- A Seat Marbella very similar to mine.

My First car - What was Yours?

My first car was sort of a 750cc Fiat Panda, but it was technically my sisters at the time I wrote it off. Writing it off kind of made it my car. My actual first car was probably also my worst car. It was a H reg Seat Marbella 850cc. (Not the one shown, but more or less identical to it.) Bought at auction, sold as seen for about £1000 in 1995. Before I could begin driving it I had to more or less rewire the car, because every electrical control did the wrong thing. You put the indicator on - the hazards start flashing, turn the lights on - the windscreen wiper starts, press the horn - the windscreen washers activate... That was a pain to sort out!

My Seat Marbella was made of the same metal that biscuit tins are made of and had less horsepower than my dad's lawnmower. It handled like a shopping trolley with one wheel missing and had less creature comforts than a solitary confinement cell in a Siberian Gulag.

The Ashtray was an optional extra. A space to put a radio wasn't even standard, let alone an actual radio!

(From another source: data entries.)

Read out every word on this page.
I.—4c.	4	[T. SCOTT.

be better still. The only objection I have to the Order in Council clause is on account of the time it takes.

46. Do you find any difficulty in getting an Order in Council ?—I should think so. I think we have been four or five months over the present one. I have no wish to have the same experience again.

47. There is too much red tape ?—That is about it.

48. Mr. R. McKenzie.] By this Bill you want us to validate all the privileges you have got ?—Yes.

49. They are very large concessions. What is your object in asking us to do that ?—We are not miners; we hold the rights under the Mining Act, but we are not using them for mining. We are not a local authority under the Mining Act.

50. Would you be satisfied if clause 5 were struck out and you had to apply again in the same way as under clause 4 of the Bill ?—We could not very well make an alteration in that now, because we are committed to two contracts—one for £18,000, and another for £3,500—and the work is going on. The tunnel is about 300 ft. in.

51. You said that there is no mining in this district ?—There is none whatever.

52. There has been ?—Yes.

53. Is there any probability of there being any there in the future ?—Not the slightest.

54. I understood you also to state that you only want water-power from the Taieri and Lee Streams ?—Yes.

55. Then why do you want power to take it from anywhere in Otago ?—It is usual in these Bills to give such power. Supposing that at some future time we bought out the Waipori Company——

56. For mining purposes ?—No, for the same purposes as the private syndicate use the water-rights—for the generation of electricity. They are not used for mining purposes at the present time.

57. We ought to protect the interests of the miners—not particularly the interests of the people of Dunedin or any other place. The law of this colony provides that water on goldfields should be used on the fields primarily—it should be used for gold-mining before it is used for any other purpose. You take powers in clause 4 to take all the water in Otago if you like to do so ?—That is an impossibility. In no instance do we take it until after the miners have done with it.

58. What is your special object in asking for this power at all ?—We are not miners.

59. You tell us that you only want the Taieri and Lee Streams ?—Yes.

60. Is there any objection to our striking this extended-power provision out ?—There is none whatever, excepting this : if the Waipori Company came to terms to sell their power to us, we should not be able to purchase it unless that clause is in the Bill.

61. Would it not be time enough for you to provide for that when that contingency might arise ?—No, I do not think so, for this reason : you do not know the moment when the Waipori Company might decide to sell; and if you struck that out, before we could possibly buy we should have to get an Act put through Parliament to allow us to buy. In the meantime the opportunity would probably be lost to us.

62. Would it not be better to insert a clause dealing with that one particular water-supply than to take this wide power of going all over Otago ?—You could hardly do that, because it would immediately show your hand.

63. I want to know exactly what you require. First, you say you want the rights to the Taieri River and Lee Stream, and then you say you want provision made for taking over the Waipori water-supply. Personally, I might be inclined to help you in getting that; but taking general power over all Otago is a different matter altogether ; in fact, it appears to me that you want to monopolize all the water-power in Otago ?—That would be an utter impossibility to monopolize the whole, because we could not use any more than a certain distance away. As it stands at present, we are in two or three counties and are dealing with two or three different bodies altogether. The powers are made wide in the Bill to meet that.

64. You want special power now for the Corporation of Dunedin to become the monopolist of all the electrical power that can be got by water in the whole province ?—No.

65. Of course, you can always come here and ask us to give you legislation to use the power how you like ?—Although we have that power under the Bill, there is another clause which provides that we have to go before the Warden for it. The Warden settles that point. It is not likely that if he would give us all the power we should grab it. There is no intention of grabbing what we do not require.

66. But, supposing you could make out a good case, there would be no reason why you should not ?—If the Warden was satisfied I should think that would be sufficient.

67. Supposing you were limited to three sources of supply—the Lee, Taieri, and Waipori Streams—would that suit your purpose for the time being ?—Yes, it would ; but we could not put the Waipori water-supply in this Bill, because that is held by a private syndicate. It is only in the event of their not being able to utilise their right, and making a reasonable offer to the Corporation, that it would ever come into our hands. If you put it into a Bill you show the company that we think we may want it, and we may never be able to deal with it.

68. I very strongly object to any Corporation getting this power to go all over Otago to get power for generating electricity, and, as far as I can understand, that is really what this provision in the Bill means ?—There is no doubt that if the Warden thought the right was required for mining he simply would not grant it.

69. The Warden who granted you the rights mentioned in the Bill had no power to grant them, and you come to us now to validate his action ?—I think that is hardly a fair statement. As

For weeks I was driving around in it with no passenger seat - only the driver's seat and the rear bench. The reason for this was when I bought it the passenger seat was broken. It looked like a previous owner had been shagging too violently on the seat - Kudos to whoever managed to 'pull' with that car! The amusing net effect of this was if I went anywhere with my mate he'd have to sit in the back, making the car look like the cheapest, worst chauffeur driven limousine ever!

The lack of a passenger seat DID make entry to the rear cabin easier!

The gears were uniquely horrible. Every gear required a different 'special move' much like the classic arcade game 'Street Fighter 2', 2nd for example was something like a 'Hadoken', and 3rd required a motion similar to a 'Dragon Punch (Shoryuken)'. Top gear - 4th needed a double 'hyper combo' input!

Useful tips for changing gear in a Marbella. Some gears required two motions in quick succession.

Going back to the interior, let me tell you about the rear bench. It was basically a kind of roll-out hammock, which meant heavy passengers would essentially be resting their buttocks on the hard, metal chassis of the car. It offered about as much support as Jeremy Corbyn's MPs and it was about as comfortable as a Spanish Inquisition Torture Chair.

The luxurious rear carriage of my limousine...

To be fair, it did have more than enough boot space for a 5 litre petrol can. Which was useful because the fuel gauge stopped working, leaving me trying to estimate how much fuel I'd used and occasionally conking out and having to fill up at the side of the road using my 'reserve tank' out of the boot. Gauging fuel was made slightly trickier by the fact that this thing hardly used any petrol. Credit where credit was due, this rolling biscuit tin, death trap, with a lawnmower engine WAS economical!

My reserve fuel tank.

It also had some unique security features. Like the 5p boot opener. Because none of the locks matched, I had to modify the boot lock to make the key fit. Unfortunately in order to do this I ended up modifying it so much that a 5p piece would open the boot. The advantage of this was when I was at college, my mate could wait for me to finish lectures in the car - as long as he had 5p or something of a similar shape on him. He'd just open the boot, lean in and pull the door catches up.

The second unique security features was the immobilizer. Now the Marbella had a bank of switches and blanking plates next to the heater controls. (In my example they were mainly blanking plates.) I wired an immobilizer to a rear windscreen wiper switch bought from a scrapyard into this panel. (Mine didn't have a rear windscreen wiper.) The only downside of this was my piss-taking mate would occasionally flick the immobilizer switch while chuntering about putting the rear wiper on, causing the engine to die, then go BANG! When I flicked it back on.

This image must be from a GLX or something, mine had 4 blanking plates I think...

Why did I have it? It was cheap, and it was slow enough that a slightly mad 17 year old version of me was unlikely to kill himself in it - even if it was about as structurally sound as a Styrofoam cup! Plus, it was warmer and faster than my even crapper 50cc Yamaha DT50 motorcycle which I had when I was 16. To be fair the only thing going for THAT was that it didn't require peddling. (Though it often needed a lot of 'bump-starting') Thankfully things improved with each ensuing vehicle, though never by much!

What was your first car? Anyone have one worse than mine?